Construction industry bodies respond to Federal Budget
The Albanese Government has released its 2023-23 Budget, delivering on its mandate to get wages for workers moving and address the cost-of-living concerns.
Despite some highlights, such as Master Builders Australia (MBA) supporting the expansion of the first-home buyer and the regional first-home buyer guarantee or Ai Group welcoming the announcements around improving Australia’s skills base, industry groups have, nevertheless, expressed disappointment in Budget’s lack of support for business productivity.
“The Budget was a missed opportunity to appropriately boost business productivity which is a “critical tool in the inflation-busting toolkit,” MBA chief executive officer Denita Wawn says.
“With the challenge of rising interest rates and high inflation, the federal government has failed to provide big picture fiscal policy measures to tackle this head-on and instead opted for a potential inflation-building pathway,” Denita says.
She says that the industry has moved backwards over recent years in terms of its productivity performance. The budget has missed a chance to allow for more favourable outcomes when it comes to the cost, quality and quantity of building and construction output.
“It’s accepted across the board that business, including small business, is leaned on to spearhead economic recovery, but there have been minimal measures in the budget to boost business productivity,” she says.
“The large economic footprint of the building and construction sector means that better productivity in our industry will flow to many corners of the whole economy and benefit the living standards for Australians.”
While fiscally prudent, this year’s Budget unfortunately lacks the urgency and imagination required to power the Australian economy through a period of anaemic growth according to Ai Group chief executive of the national employer association Innes Willox.
“It offers little to kickstart the structural reforms needed to boost productivity, investment, innovation, job creation and sustainable real incomes growth,” Innes says.
“Among the disappointments for business is the lack of focus on improving productivity, as well as relative lack of attention given to the needs of business itself.
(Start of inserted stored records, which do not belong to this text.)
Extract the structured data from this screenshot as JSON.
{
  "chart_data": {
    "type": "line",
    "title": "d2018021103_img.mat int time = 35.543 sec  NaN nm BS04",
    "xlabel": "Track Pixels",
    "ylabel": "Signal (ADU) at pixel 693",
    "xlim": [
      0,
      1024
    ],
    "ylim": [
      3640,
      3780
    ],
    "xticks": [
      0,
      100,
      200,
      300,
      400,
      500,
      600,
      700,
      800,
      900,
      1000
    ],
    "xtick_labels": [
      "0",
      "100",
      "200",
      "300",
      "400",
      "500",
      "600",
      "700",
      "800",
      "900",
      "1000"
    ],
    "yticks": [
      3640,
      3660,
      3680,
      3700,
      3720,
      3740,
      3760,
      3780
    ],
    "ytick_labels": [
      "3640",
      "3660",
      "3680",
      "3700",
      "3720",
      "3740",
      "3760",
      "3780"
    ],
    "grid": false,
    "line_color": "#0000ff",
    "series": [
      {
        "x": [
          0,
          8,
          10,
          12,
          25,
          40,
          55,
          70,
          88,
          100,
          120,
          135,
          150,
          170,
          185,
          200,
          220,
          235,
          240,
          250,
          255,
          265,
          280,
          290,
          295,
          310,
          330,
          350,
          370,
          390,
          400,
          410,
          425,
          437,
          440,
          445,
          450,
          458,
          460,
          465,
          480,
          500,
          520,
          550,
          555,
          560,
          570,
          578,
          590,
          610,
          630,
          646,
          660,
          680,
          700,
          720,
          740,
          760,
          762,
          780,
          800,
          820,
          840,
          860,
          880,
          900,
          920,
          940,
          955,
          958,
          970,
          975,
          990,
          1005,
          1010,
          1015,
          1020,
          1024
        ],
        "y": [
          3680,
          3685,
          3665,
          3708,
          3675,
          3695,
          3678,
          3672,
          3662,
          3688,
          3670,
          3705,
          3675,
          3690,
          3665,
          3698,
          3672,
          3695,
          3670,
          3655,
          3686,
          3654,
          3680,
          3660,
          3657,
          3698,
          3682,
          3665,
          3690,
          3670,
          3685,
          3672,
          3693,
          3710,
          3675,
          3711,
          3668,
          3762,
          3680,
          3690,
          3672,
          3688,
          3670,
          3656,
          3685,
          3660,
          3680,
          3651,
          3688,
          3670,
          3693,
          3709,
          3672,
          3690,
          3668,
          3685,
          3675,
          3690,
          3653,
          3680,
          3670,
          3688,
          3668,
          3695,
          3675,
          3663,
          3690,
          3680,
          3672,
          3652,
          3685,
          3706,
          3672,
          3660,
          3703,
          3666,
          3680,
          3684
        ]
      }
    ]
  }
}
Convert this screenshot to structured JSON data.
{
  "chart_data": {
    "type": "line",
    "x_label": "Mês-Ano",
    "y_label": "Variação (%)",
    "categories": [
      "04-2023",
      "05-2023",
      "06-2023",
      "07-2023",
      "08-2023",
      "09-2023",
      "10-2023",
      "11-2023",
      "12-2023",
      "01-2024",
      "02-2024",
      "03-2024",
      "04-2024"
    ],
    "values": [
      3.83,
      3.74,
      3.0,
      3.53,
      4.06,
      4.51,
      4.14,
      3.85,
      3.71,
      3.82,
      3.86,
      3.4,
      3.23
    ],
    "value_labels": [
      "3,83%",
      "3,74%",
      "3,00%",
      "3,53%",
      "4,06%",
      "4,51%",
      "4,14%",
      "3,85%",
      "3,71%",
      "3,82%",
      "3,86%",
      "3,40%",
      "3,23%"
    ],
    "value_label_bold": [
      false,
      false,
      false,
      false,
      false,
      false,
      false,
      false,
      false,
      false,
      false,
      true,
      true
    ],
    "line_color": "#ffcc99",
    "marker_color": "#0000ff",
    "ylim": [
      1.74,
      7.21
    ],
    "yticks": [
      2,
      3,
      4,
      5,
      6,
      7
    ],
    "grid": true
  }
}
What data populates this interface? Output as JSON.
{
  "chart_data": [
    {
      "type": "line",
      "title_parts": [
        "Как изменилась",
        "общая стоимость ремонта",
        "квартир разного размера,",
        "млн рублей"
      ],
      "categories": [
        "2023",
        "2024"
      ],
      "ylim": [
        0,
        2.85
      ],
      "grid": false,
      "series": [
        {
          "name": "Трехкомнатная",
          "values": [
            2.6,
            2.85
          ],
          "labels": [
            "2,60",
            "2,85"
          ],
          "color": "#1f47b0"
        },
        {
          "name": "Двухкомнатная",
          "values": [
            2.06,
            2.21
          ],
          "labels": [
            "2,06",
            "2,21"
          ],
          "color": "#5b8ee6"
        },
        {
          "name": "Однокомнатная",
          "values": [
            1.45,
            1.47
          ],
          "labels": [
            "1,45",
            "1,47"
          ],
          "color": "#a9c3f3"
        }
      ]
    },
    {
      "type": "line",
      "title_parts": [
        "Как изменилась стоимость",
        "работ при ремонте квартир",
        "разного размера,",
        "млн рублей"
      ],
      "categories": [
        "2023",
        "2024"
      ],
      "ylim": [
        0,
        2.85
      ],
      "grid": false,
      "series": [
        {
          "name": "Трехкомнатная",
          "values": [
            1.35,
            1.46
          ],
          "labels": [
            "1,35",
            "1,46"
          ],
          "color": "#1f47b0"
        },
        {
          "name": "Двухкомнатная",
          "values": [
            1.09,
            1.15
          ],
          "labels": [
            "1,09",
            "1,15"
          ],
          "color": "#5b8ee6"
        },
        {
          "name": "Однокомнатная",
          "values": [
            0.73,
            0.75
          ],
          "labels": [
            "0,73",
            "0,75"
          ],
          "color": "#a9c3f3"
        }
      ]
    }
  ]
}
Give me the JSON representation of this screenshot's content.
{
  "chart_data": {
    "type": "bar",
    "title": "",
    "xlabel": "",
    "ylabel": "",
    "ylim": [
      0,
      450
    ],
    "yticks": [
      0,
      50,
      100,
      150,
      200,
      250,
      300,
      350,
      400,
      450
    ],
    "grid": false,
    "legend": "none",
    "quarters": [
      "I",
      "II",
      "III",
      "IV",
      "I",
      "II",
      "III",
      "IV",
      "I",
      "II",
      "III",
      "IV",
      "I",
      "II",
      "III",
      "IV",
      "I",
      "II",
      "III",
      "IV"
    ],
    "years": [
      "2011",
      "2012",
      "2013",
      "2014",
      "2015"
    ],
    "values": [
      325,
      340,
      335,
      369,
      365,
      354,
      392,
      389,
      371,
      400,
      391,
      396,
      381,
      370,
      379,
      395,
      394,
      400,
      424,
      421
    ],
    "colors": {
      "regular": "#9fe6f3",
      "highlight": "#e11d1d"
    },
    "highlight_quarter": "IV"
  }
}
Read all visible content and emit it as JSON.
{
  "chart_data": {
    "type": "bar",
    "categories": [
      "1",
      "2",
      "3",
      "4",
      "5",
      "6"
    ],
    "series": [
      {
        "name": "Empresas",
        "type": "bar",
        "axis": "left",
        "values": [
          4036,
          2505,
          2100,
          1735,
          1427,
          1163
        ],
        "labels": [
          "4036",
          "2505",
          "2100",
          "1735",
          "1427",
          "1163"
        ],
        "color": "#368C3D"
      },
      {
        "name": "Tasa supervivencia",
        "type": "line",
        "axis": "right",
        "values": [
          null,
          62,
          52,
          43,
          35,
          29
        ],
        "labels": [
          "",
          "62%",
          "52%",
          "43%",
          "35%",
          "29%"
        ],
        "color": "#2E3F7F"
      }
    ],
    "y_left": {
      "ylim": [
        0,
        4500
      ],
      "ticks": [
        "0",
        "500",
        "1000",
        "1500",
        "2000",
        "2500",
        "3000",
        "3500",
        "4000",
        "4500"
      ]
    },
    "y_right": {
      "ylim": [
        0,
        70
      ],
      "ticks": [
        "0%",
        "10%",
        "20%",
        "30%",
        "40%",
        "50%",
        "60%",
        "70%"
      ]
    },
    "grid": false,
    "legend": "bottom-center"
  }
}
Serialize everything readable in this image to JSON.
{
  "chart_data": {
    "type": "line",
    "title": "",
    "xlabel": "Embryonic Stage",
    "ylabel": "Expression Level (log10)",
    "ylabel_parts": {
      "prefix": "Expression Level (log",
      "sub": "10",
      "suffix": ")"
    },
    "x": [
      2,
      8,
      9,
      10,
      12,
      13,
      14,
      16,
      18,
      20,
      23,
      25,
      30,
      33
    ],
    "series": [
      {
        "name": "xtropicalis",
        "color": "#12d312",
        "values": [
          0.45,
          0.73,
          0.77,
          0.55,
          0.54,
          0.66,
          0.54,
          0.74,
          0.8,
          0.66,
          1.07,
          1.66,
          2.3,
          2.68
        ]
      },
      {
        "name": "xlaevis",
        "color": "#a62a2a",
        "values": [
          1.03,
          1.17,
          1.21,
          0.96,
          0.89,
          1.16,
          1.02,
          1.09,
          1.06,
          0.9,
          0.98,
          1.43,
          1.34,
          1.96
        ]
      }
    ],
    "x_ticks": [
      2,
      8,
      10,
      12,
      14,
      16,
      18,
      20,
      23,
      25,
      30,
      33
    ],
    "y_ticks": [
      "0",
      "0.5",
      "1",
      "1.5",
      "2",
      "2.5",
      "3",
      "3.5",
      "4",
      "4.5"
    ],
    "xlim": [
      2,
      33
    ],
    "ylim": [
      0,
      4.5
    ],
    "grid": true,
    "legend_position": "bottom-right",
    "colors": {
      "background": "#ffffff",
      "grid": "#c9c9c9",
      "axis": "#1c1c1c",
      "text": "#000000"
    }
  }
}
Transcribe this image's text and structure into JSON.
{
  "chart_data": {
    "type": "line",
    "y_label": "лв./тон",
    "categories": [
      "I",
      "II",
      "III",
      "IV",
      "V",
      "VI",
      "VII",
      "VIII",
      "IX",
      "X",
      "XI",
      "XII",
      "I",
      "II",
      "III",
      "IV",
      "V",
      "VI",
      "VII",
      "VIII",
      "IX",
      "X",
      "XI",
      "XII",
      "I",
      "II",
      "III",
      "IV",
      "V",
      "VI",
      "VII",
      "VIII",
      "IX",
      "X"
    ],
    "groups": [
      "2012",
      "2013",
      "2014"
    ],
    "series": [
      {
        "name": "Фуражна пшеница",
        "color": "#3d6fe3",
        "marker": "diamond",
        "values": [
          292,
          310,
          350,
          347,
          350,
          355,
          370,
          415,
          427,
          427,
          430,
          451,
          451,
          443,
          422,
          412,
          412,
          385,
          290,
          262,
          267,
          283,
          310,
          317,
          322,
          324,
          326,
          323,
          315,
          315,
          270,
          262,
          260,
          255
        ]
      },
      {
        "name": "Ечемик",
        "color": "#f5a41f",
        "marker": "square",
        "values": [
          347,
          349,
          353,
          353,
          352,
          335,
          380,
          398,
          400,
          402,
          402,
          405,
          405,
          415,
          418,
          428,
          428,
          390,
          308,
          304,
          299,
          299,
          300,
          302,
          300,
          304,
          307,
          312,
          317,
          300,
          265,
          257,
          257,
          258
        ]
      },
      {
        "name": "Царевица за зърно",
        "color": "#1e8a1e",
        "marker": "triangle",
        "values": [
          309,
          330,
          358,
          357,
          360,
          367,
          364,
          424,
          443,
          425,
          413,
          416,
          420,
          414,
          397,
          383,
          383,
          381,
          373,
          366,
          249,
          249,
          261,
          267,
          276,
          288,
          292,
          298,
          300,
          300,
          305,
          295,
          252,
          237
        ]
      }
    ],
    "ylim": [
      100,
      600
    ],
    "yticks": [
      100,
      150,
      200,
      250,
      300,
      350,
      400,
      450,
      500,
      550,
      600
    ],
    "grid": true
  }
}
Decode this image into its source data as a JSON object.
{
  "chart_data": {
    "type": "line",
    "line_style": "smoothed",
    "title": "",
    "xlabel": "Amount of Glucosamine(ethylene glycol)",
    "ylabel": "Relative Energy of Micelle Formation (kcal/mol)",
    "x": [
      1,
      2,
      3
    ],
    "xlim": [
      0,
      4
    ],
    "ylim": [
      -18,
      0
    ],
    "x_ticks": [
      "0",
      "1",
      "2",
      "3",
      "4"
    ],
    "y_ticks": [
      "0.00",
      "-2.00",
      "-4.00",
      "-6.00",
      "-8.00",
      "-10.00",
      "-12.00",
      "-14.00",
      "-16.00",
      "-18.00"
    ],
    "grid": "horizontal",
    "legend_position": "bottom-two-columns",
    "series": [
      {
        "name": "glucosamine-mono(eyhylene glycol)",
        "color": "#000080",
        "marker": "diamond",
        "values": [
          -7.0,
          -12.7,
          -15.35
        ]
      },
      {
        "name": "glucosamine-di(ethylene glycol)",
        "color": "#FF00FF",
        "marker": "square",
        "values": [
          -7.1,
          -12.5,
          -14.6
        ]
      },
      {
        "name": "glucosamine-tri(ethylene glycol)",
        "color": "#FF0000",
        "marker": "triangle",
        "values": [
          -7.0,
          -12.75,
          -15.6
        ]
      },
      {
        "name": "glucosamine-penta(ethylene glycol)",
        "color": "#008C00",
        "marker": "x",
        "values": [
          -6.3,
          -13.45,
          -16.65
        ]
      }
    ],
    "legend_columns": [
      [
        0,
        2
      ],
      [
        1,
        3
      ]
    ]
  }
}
He says that the Government’s $15 billion National Reconstruction Fund receives seed funding of only $550 million this year, almost stalling it at the starting line. This represents 3.6% of the promised total NRF funding.
“A new Industry Growth Program is a cut-down, half-funded, government-run version of the existing Entrepreneurs’ Program, which has provided support for smaller businesses to strategically plan for growth and expansion.
“Overall, the Budget does not seek to cure the fundamental problems that Australian businesses and the economy face. While it reduces debt, the focus on short-term household relief will not provide the productivity growth we need now and the jobs we need for the future.”